In October 1994, Mama Fowler also established Topgrade Secondary School. Her vision for the college is the interaction and integration of the male and female child in a disciplined environment, to promote healthy competition and academic excellence, as well as provide leadership opportunities.

Mama Fowler, who was conferred with the revered traditional title of Yeye Mofin of Lagos by the late Oba Adeyinka Oyekan lI, the Oba of Lagos, seizes and creates opportunities for learning and teaching. She is so knowledgeable, practical, strong, and yet so gentle in her love for everyone. Nigerians have watched with admi- ration as she has fulfilled her dreams and also made a point of helping others achieve their dreams as well.

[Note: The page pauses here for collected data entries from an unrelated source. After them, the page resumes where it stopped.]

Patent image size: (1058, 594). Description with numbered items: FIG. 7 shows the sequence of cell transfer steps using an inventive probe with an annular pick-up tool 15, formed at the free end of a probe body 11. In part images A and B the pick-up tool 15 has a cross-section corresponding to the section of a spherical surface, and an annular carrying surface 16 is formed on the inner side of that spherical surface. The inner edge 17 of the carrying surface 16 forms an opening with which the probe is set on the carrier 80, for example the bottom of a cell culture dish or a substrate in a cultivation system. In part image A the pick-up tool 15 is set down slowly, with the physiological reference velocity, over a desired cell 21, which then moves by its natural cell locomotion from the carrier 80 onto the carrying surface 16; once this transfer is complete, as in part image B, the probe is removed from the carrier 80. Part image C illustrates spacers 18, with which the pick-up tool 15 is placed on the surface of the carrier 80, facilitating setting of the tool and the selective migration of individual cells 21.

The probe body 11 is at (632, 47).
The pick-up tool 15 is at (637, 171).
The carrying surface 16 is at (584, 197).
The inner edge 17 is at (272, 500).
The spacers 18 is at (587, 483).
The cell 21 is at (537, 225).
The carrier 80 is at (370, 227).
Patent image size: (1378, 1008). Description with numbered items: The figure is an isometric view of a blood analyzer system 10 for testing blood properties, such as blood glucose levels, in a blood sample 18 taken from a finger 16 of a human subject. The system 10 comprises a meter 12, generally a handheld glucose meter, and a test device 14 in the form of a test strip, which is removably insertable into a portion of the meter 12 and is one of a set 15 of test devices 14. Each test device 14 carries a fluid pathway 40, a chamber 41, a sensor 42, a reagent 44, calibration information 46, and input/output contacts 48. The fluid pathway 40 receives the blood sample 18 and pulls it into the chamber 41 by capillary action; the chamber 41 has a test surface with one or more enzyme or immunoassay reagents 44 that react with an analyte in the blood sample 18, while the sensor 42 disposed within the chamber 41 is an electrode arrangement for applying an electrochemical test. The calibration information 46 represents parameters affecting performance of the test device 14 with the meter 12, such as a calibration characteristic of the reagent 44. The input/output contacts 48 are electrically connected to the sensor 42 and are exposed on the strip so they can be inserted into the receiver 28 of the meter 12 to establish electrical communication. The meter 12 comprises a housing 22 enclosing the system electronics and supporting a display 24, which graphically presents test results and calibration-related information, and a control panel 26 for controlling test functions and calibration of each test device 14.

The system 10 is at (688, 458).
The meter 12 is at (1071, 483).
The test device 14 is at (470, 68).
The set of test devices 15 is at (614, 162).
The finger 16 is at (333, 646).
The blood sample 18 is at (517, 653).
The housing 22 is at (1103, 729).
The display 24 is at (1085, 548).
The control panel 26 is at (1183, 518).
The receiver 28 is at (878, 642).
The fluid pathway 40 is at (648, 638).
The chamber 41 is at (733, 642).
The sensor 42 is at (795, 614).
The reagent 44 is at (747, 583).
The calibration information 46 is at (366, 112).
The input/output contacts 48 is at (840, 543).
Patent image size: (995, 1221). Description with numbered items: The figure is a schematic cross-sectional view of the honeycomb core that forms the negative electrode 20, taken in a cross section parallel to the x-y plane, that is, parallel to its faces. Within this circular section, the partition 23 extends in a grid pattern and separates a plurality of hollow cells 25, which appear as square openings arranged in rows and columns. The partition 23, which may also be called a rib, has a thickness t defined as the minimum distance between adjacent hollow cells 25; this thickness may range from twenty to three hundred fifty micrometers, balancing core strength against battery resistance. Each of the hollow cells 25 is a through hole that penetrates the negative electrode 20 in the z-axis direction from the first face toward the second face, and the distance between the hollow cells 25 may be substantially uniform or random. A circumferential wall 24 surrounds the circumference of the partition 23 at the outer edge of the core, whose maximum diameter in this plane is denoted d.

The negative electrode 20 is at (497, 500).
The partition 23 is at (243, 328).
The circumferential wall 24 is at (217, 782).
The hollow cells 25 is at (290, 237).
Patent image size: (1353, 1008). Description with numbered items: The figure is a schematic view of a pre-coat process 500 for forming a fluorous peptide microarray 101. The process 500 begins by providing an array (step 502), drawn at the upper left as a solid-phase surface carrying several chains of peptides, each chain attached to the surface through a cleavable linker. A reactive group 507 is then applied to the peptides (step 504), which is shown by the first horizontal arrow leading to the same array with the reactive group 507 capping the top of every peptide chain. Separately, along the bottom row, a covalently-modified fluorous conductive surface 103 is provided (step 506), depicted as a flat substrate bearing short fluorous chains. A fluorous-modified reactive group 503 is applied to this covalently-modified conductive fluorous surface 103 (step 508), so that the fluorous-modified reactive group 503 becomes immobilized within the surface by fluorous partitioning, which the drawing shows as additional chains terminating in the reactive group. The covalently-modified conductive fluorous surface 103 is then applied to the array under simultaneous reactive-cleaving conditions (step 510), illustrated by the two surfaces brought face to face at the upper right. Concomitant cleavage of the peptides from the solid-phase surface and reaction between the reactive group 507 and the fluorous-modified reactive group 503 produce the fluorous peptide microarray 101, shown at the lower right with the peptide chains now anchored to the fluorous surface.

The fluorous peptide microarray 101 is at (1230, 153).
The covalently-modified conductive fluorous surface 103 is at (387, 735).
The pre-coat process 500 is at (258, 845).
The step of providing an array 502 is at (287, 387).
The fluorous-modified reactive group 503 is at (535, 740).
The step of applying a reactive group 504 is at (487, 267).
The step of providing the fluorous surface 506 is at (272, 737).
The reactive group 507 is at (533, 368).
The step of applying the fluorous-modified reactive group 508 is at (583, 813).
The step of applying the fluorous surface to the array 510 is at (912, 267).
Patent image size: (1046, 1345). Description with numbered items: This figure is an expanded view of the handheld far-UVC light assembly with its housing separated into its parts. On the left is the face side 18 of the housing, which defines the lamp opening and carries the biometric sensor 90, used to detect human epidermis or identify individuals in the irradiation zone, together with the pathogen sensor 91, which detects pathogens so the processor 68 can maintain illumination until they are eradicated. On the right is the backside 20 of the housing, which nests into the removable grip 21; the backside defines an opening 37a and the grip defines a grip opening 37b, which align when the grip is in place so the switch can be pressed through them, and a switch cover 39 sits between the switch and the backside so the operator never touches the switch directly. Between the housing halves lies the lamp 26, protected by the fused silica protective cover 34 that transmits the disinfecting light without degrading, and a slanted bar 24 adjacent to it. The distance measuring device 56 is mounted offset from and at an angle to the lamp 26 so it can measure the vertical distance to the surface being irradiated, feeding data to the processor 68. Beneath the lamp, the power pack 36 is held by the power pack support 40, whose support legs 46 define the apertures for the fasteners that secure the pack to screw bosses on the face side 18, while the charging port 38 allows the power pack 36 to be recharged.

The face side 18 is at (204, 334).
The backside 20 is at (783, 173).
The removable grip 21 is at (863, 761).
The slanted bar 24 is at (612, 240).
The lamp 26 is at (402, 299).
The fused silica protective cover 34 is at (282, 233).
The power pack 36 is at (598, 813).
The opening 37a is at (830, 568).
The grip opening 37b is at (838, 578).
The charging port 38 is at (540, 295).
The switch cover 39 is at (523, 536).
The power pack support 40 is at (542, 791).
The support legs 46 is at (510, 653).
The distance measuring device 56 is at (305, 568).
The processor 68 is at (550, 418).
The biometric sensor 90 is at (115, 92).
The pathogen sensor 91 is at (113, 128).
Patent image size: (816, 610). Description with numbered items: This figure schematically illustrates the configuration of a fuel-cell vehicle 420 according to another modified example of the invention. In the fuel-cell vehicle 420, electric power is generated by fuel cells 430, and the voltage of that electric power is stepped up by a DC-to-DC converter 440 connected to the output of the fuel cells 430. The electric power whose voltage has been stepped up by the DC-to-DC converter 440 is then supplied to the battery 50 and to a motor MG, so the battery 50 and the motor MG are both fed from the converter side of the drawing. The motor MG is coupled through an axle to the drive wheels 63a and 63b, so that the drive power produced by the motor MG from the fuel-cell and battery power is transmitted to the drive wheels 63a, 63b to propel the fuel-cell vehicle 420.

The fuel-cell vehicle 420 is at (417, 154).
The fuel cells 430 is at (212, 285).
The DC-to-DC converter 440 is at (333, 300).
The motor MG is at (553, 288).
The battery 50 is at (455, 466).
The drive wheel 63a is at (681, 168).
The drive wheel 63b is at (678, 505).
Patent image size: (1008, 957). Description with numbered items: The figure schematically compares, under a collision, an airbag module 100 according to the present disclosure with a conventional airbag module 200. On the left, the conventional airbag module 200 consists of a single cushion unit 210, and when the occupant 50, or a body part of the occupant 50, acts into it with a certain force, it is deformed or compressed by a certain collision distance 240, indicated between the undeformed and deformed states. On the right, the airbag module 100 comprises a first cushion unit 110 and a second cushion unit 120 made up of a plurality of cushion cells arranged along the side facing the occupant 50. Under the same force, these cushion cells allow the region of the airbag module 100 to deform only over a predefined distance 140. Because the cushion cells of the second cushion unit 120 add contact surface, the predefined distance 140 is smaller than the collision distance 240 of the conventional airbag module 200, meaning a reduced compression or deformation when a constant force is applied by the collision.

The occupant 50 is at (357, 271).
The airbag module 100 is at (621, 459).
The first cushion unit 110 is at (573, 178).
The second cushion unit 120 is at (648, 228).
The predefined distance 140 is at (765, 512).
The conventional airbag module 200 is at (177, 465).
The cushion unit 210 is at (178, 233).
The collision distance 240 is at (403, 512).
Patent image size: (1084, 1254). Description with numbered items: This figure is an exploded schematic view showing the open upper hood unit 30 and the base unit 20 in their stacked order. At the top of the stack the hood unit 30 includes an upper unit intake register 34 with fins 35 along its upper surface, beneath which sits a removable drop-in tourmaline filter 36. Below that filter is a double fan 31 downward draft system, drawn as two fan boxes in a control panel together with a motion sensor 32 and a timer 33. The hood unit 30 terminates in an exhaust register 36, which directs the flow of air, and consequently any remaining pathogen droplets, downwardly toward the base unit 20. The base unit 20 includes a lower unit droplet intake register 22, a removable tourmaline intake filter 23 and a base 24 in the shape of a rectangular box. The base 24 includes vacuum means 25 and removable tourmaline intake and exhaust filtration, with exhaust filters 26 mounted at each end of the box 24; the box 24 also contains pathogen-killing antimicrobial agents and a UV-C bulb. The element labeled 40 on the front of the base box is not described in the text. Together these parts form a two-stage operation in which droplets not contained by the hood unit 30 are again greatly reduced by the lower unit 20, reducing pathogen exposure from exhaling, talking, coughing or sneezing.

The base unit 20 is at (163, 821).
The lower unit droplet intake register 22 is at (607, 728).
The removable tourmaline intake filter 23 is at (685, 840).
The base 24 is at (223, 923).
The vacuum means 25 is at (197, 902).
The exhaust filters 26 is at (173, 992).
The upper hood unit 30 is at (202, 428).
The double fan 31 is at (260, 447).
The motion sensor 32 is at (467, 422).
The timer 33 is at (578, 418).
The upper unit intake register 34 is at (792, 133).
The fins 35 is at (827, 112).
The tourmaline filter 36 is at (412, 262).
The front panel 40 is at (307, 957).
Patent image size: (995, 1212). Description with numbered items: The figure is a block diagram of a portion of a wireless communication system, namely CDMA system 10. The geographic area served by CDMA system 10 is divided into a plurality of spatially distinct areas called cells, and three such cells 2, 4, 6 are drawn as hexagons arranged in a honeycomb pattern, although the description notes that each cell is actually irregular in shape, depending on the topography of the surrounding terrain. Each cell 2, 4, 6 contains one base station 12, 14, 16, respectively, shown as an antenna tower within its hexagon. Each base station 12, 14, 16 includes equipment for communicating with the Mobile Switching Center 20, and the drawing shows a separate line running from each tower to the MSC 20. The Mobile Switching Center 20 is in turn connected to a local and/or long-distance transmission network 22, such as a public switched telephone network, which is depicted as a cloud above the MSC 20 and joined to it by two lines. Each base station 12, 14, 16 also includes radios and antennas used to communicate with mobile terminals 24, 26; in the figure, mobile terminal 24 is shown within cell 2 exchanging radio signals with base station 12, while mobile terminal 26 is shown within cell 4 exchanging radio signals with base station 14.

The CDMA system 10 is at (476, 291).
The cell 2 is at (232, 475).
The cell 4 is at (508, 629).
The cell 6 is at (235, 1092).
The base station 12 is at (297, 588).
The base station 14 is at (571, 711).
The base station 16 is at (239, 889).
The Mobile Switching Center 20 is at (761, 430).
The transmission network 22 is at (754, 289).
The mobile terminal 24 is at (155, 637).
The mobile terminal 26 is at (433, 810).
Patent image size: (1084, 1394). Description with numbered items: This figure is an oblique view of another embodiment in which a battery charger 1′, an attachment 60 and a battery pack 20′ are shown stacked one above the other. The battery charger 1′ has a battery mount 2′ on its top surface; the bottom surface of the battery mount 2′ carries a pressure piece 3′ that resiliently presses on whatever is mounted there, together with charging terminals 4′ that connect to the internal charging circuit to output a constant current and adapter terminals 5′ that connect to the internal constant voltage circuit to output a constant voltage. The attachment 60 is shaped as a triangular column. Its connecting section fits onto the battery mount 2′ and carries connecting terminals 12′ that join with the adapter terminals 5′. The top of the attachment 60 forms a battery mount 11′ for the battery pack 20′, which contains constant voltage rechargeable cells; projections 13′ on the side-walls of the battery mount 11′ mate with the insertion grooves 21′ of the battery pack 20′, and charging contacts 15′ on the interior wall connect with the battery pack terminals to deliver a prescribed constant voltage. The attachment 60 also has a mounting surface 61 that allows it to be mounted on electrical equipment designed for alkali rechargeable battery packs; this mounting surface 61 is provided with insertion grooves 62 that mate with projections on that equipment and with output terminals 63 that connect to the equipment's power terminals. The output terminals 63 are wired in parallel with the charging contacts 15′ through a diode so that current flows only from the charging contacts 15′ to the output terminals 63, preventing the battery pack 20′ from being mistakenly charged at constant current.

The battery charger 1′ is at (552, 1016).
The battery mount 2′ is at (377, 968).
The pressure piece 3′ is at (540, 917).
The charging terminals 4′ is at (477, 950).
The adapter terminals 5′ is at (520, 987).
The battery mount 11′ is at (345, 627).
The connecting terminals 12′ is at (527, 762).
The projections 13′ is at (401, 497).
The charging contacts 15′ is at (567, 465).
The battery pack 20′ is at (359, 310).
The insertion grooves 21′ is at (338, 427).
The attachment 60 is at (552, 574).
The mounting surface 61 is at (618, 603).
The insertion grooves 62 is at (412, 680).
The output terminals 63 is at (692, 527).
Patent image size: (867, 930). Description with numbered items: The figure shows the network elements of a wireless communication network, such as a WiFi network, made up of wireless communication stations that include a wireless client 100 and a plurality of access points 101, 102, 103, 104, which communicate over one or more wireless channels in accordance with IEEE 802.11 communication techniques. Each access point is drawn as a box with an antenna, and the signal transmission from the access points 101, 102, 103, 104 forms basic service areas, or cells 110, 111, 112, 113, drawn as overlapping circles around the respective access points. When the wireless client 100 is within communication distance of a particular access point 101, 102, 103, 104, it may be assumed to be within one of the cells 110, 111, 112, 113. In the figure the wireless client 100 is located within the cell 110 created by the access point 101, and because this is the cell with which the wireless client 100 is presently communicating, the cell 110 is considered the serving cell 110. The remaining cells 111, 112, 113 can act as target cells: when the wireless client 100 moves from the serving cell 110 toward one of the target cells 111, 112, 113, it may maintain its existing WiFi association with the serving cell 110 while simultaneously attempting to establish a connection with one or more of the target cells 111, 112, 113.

From the tragedy and sorrow of losing a child, she immortalised her memory by touching so many young girls’ lives through her impactful educational pursuits. She is so full of life and is positively ageless. Her dedication to her family is evident in everything she does. She is a veritable definition of grace, strength and endurance combined. And her sense of values runs deep.

At 90, Mama Fowler is still contributing to society by helping to build a sound educational system. At an age when many would have long retired, she is building a science and technology institution, through which she plans to create more Nigerian scientists.